The field trial demonstrated a 5G fixed-wireless access use case with Huawei's 5G 28GHz mmWave Customer Premises Equipment (CPE) in a real-world environment at The Fields shopping centre in Hatfield. The trial attained speeds of 520Mbps downlink and 77Mbps uplink.
The 5G enabled CPE used is the same device that Huawei unveiled at Mobile World Congress in Barcelona earlier this year. At the time Huawei said it was the world's first commercial terminal device supporting the globally recognised 3GPP telecommunication standard for 5G.
In January MTN and Ericsson trialled 5G indoors where it achieved a throughput of more than 20Gbps, with less than 5ms latency, but today's test was the first outdoor test done publicly in South Africa.
Fouladi said it is important to note that the transition to 5G is not just a flick of a switch, but it's a roadmap that requires technical modifications and network architecture changes to ensure that operators like MTN meet the standards that the new technology requires.

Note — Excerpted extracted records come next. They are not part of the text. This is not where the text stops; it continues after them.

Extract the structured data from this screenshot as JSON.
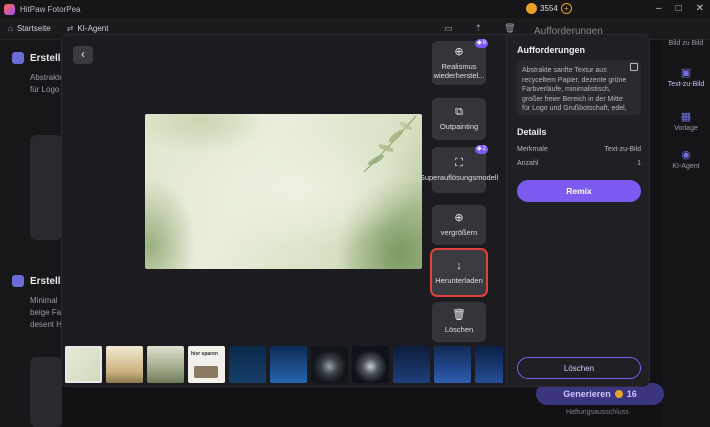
{
  "app": {
    "title": "HitPaw FotorPea",
    "coins": "3554"
  },
  "tabs": [
    {
      "label": "Startseite",
      "icon": "home-icon"
    },
    {
      "label": "KI-Agent",
      "icon": "agent-icon"
    }
  ],
  "background": {
    "right_title": "Aufforderungen",
    "items": [
      {
        "title": "Erstellu",
        "line1": "Abstrakte",
        "line2": "für Logo"
      },
      {
        "title": "Erstellu",
        "line1": "Minimal",
        "line2": "beige Fa",
        "line3": "desent H"
      }
    ],
    "rightbar": [
      "Bild zu Bild",
      "Text-zu-Bild",
      "Vorlage",
      "KI-Agent"
    ],
    "generate_label": "Generieren",
    "generate_cost": "16",
    "hint": "Haftungsausschluss"
  },
  "modal": {
    "tools": [
      {
        "label": "Realismus wiederherstel...",
        "icon": "target-icon",
        "badge": "8"
      },
      {
        "label": "Outpainting",
        "icon": "outpaint-icon",
        "badge": ""
      },
      {
        "label": "Superauflösungsmodell",
        "icon": "expand-icon",
        "badge": "2"
      },
      {
        "label": "vergrößern",
        "icon": "zoom-icon",
        "badge": ""
      },
      {
        "label": "Herunterladen",
        "icon": "download-icon",
        "badge": ""
      },
      {
        "label": "Löschen",
        "icon": "trash-icon",
        "badge": ""
      }
    ],
    "panel": {
      "title": "Aufforderungen",
      "prompt": "Abstrakte sanfte Textur aus recyceltem Papier, dezente grüne Farbverläufe, minimalistisch, großer freier Bereich in der Mitte für Logo und Grußbotschaft, edel, zurückhaltend, hochauflösend",
      "details_title": "Details",
      "details": [
        {
          "key": "Merkmale",
          "value": "Text-zu-Bild"
        },
        {
          "key": "Anzahl",
          "value": "1"
        }
      ],
      "remix_label": "Remix",
      "delete_label": "Löschen"
    },
    "thumb_text": {
      "t4": "hier sparen"
    }
  }
}
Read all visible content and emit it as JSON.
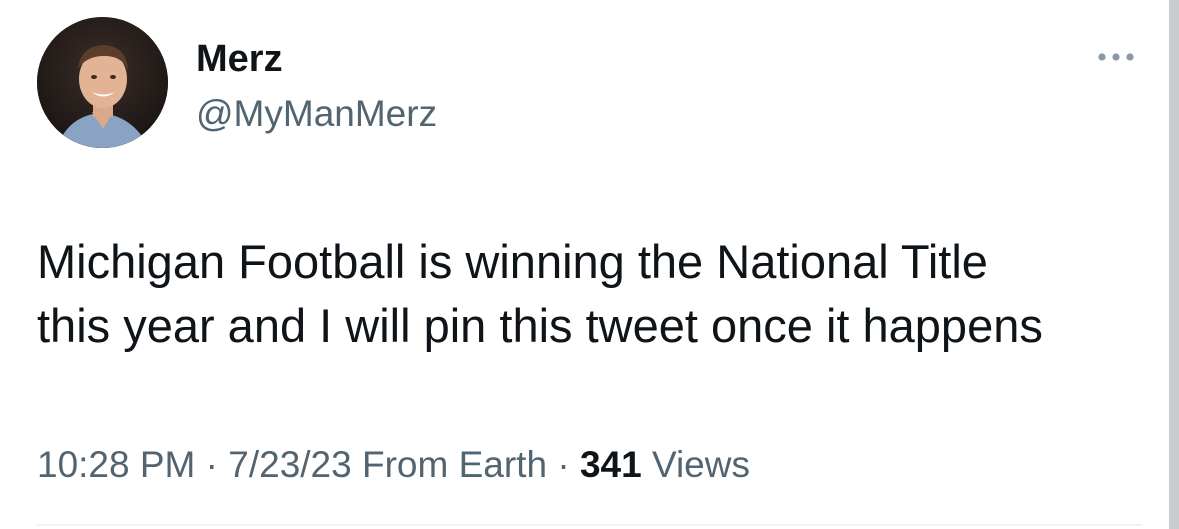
{
  "tweet": {
    "author": {
      "display_name": "Merz",
      "handle": "@MyManMerz",
      "avatar_icon": "profile-photo"
    },
    "more_icon": "more-options-icon",
    "text_lines": [
      "Michigan Football is winning the National Title",
      "this year and I will pin this tweet once it happens"
    ],
    "meta": {
      "time": "10:28 PM",
      "separator": "·",
      "date": "7/23/23",
      "source": "From Earth",
      "views_count": "341",
      "views_label": "Views"
    }
  },
  "colors": {
    "primary_text": "#0f1419",
    "secondary_text": "#536471",
    "divider": "#eff3f4"
  }
}
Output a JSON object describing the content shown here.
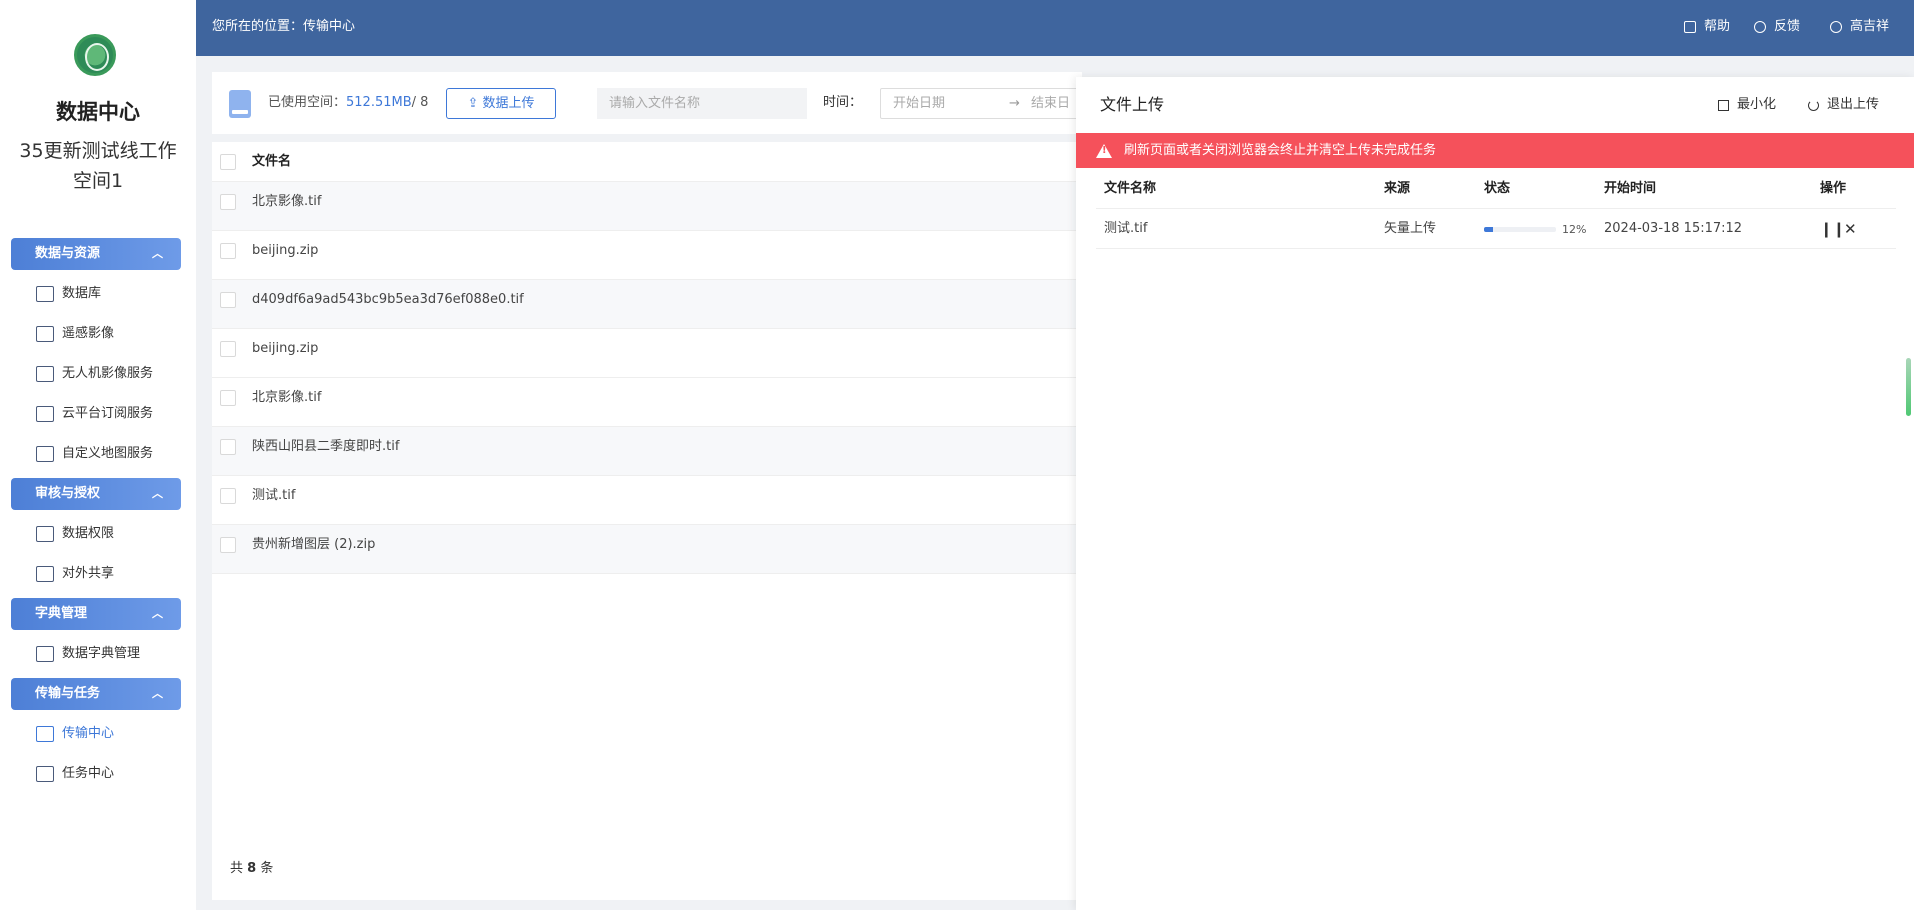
{
  "sidebar": {
    "title": "数据中心",
    "subtitle": "35更新测试线工作空间1",
    "groups": [
      {
        "label": "数据与资源",
        "items": [
          "数据库",
          "遥感影像",
          "无人机影像服务",
          "云平台订阅服务",
          "自定义地图服务"
        ]
      },
      {
        "label": "审核与授权",
        "items": [
          "数据权限",
          "对外共享"
        ]
      },
      {
        "label": "字典管理",
        "items": [
          "数据字典管理"
        ]
      },
      {
        "label": "传输与任务",
        "items": [
          "传输中心",
          "任务中心"
        ]
      }
    ],
    "active_item": "传输中心"
  },
  "header": {
    "breadcrumb": "您所在的位置：传输中心",
    "help": "帮助",
    "feedback": "反馈",
    "user": "高吉祥"
  },
  "toolbar": {
    "used_label": "已使用空间：",
    "used_value": "512.51MB",
    "used_total": "/ 8",
    "upload_button": "数据上传",
    "search_placeholder": "请输入文件名称",
    "time_label": "时间：",
    "start_date_placeholder": "开始日期",
    "range_arrow": "→",
    "end_date_placeholder": "结束日"
  },
  "file_table": {
    "header": "文件名",
    "rows": [
      "北京影像.tif",
      "beijing.zip",
      "d409df6a9ad543bc9b5ea3d76ef088e0.tif",
      "beijing.zip",
      "北京影像.tif",
      "陕西山阳县二季度即时.tif",
      "测试.tif",
      "贵州新增图层 (2).zip"
    ],
    "total_prefix": "共",
    "total_count": "8",
    "total_suffix": "条"
  },
  "upload_panel": {
    "title": "文件上传",
    "minimize": "最小化",
    "exit": "退出上传",
    "alert": "刷新页面或者关闭浏览器会终止并清空上传未完成任务",
    "columns": {
      "name": "文件名称",
      "source": "来源",
      "status": "状态",
      "start_time": "开始时间",
      "action": "操作"
    },
    "rows": [
      {
        "name": "测试.tif",
        "source": "矢量上传",
        "progress": 12,
        "progress_label": "12%",
        "start_time": "2024-03-18 15:17:12"
      }
    ]
  },
  "colors": {
    "header_bg": "#3f659e",
    "accent": "#3e78d8",
    "alert_bg": "#f5515b"
  }
}
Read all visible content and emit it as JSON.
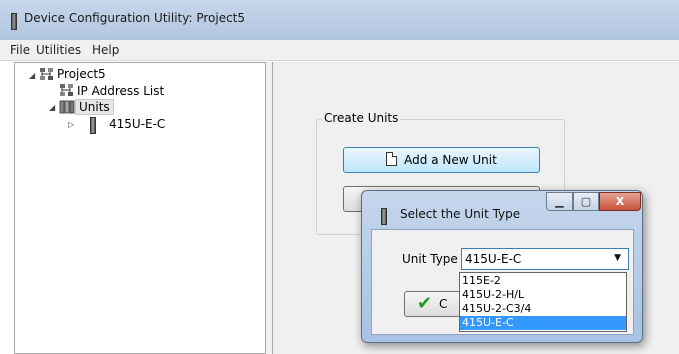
{
  "window": {
    "title": "Device Configuration Utility: Project5"
  },
  "menu": {
    "items": [
      "File",
      "Utilities",
      "Help"
    ]
  },
  "tree": {
    "project": {
      "label": "Project5",
      "toggle": "◢"
    },
    "ip_list": {
      "label": "IP Address List"
    },
    "units": {
      "label": "Units",
      "toggle": "◢"
    },
    "unit_node": {
      "label": "415U-E-C",
      "toggle": "▷"
    }
  },
  "create_units": {
    "legend": "Create Units",
    "add_button": "Add a New Unit"
  },
  "dialog": {
    "title": "Select the Unit Type",
    "min_glyph": "▁",
    "max_glyph": "▢",
    "close_glyph": "X",
    "unit_type_label": "Unit Type",
    "selected": "415U-E-C",
    "options": [
      "115E-2",
      "415U-2-H/L",
      "415U-2-C3/4",
      "415U-E-C"
    ],
    "ok_partial": "C"
  },
  "icons": {
    "dropdown_arrow": "▼",
    "checkmark": "✔"
  },
  "colors": {
    "titlebar": "#c6d6ea",
    "selection": "#3399ff",
    "close_button": "#c7543c",
    "checkmark": "#1f9a1f"
  }
}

5G networks will set new standards for high speed, wide bandwidth, low latency wireless connections, with a peak downlink rate of 20Gbps, support for one million devices per square kilometre and latency as low as 0.5ms. Trials are going on around the world but 5G will likely not be a commercial reality in South Africa for a few more years.
"We are heavily investing in 2G, 3G, 4G, that is our primary focus from a volume perspective. But as you know in order to be ready for the next generation we need to start preparation work a few years in advance, so we think that now is the right time to start this preparation, to better understand how the new technology in 5G can be applicable," said Giovanni Chiarelli, MTN SA CTIO.
"Next generation services such as virtual and augmented reality, ultra-high definition video streaming, and cloud gaming require massive capacity and higher user data rates. The use of millimeter-wave spectrum bands is one of the key 5G enabling technologies to deliver the required capacity and massive data rates required for 5G's enhanced mobile broadband use cases," Chiarelli said.
"The new 5G standards are very flexible but now it is the moment to decide what are the top priority use cases and maybe through this exercise to find the famous 'killer application' that will drive the adoption of the new technology," he added.
Chiarelli believes the joint field trial demonstrated today will also pave the way for a fixed-wireless access solution that is capable of replacing conventional fixed access technologies, such as fibre.
"5G mmWave technology can achieve unprecedented fibre-like speed for mobile broadband access. This trial has shown the capabilities of 5G technology to deliver exceptional user experience for enhanced mobile broadband applications," according to Edward Deng, president of wireless network product line at Huawei.
"We are excited about the potential the technology will bring as well as the potential advancements we will see in the fields of medicine, entertainment and education," added Chiarelli.
However a lack of spectrum still remains an issue and MTN says it will need specific spectrum bands to become available if it wants to make 5G a reality for SA.